One metric I want to be honest about: the 40% resolution rate is not evenly distributed across Topics. Account Access & Authentication hit 62% autonomous resolution. Bug Reports & Known Issues only reached 19%. This variance is entirely predictable — some problem domains are more procedural than others — but it is important to set expectations correctly. When stakeholders hear "40% automation," they tend to assume uniform distribution. It is not, and your roadmap should account for the long tail of complex Topics that may never exceed 25-30% automation.
Lessons Learned: What I Would Do Differently
Invest more in grounding data upfront. We spent about 30% of the project timeline on data preparation — cleaning Knowledge articles, building structured reference objects, curating case history. In retrospect, it should have been 40%. Every hour spent improving grounding data quality paid back tenfold in agent accuracy. If you are budgeting an Agentforce implementation, allocate at least a third of your total effort to grounding data architecture. It is not the glamorous work, but it is the work that determines your outcome.

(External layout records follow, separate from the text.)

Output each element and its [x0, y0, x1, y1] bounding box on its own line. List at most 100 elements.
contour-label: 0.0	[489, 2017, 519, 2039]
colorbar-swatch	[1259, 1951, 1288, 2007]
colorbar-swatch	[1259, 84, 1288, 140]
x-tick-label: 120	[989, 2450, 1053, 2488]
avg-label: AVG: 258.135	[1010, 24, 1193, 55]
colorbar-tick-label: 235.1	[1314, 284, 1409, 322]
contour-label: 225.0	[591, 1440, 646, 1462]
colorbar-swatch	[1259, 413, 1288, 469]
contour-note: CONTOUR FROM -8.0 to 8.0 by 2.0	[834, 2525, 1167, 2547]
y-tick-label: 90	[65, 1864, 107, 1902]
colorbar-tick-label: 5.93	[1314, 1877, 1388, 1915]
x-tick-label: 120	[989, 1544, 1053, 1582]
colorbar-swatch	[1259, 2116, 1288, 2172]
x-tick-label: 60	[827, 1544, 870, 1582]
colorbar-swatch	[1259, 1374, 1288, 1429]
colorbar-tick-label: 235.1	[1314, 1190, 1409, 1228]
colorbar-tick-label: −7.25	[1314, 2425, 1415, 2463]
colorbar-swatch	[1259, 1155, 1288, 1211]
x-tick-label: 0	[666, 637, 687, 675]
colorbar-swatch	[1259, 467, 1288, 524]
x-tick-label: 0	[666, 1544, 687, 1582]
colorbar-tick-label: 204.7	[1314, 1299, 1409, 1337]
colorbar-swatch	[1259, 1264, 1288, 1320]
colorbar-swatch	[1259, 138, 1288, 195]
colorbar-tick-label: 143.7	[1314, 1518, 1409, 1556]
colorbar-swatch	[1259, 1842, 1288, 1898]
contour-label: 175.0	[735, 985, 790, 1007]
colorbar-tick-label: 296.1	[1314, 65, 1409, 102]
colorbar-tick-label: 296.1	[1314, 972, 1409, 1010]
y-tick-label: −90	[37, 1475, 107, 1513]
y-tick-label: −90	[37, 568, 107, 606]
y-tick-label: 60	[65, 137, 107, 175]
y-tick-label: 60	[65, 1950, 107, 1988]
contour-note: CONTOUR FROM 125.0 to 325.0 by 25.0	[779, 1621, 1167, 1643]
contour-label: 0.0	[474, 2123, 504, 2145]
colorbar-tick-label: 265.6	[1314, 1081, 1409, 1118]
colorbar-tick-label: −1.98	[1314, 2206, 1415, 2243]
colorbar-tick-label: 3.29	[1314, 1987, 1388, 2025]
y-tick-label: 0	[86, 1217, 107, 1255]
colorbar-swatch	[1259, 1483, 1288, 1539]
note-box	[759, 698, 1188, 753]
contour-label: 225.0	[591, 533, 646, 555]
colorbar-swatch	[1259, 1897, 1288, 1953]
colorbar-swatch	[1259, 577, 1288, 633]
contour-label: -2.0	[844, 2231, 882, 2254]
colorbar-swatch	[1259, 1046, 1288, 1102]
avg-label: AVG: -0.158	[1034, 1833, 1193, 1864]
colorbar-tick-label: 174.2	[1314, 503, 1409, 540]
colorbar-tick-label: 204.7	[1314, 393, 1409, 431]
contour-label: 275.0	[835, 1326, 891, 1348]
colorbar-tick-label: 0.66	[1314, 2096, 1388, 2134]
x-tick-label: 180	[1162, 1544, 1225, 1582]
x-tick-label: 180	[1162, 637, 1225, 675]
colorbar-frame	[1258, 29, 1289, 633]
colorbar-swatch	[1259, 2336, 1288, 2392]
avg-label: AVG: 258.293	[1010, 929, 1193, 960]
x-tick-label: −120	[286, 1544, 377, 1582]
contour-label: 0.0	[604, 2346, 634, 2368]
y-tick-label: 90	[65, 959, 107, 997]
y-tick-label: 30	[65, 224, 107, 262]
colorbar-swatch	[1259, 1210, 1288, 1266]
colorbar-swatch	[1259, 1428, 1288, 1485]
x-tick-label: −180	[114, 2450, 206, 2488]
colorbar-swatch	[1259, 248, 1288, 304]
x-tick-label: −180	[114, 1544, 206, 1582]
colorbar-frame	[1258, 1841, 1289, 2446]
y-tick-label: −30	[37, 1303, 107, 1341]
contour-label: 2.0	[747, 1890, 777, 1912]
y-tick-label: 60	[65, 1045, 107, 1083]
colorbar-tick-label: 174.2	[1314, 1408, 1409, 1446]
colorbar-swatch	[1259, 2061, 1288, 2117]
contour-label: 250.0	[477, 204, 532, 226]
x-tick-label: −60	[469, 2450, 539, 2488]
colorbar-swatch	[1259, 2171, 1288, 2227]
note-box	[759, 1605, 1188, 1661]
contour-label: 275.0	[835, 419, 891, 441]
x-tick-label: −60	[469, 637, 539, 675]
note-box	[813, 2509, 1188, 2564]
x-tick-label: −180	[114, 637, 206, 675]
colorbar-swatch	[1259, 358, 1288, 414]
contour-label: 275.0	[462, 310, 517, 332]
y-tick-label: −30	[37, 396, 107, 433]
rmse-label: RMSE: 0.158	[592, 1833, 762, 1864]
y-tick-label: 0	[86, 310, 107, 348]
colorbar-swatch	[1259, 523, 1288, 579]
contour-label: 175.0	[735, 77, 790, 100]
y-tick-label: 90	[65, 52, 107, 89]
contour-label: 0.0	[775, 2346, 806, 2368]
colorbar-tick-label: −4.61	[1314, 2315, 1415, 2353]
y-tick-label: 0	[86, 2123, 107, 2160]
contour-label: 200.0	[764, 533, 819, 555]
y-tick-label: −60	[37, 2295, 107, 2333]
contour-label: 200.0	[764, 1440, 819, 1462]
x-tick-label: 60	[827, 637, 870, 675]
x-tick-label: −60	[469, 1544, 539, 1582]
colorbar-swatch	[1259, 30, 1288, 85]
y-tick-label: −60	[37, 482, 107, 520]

Build observability from day one. We added comprehensive logging in Phase 2, but I wish we had built it into the architecture from the start. Every agent decision — topic classification, action selection, grounding data retrieval, confidence scoring, escalation triggers — should be logged to a queryable object. Not just for debugging, but for the ongoing calibration work that never really ends. We built a custom dashboard that the support leadership team checks daily, and it has been invaluable for catching drift (the agent's performance gradually degrading as product changes outpace grounding data updates).
Plan for content maintenance as a continuous process. The Agentforce agent is only as current as your grounding data. When the product team shipped a new integration connector three weeks after launch, the agent had no data on it and was confidently providing instructions for a different connector that had a similar name. We now have a standing process where every product release includes an Agentforce grounding data update as a required checklist item. This should have been established before go-live, not after an embarrassing customer interaction.
Do not underestimate the change management. The support team's initial reaction to Agentforce was a mix of curiosity and anxiety. Several agents were openly concerned about being replaced. We addressed this head-on by reframing the agent's role: it handles the cases you find tedious so you can focus on the cases that actually challenge you. By the end of the pilot, the loudest skeptics had become the strongest advocates — not because they were persuaded by a presentation, but because their daily work had genuinely improved. They were solving interesting problems instead of resetting passwords.
Agentforce is not a product you install. It is an architecture you design, a dataset you curate, and a system you continuously calibrate. The 40% number in the headline is real, but it represents a sustained investment in doing the unsexy foundational work correctly. There are no shortcuts to grounding data quality, no hacks for escalation boundary design, and no substitute for a phased rollout that lets you learn from real customer interactions before scaling. If you are willing to invest in the foundation, the results are transformative. If you are looking for a quick win, you will build a very expensive chatbot.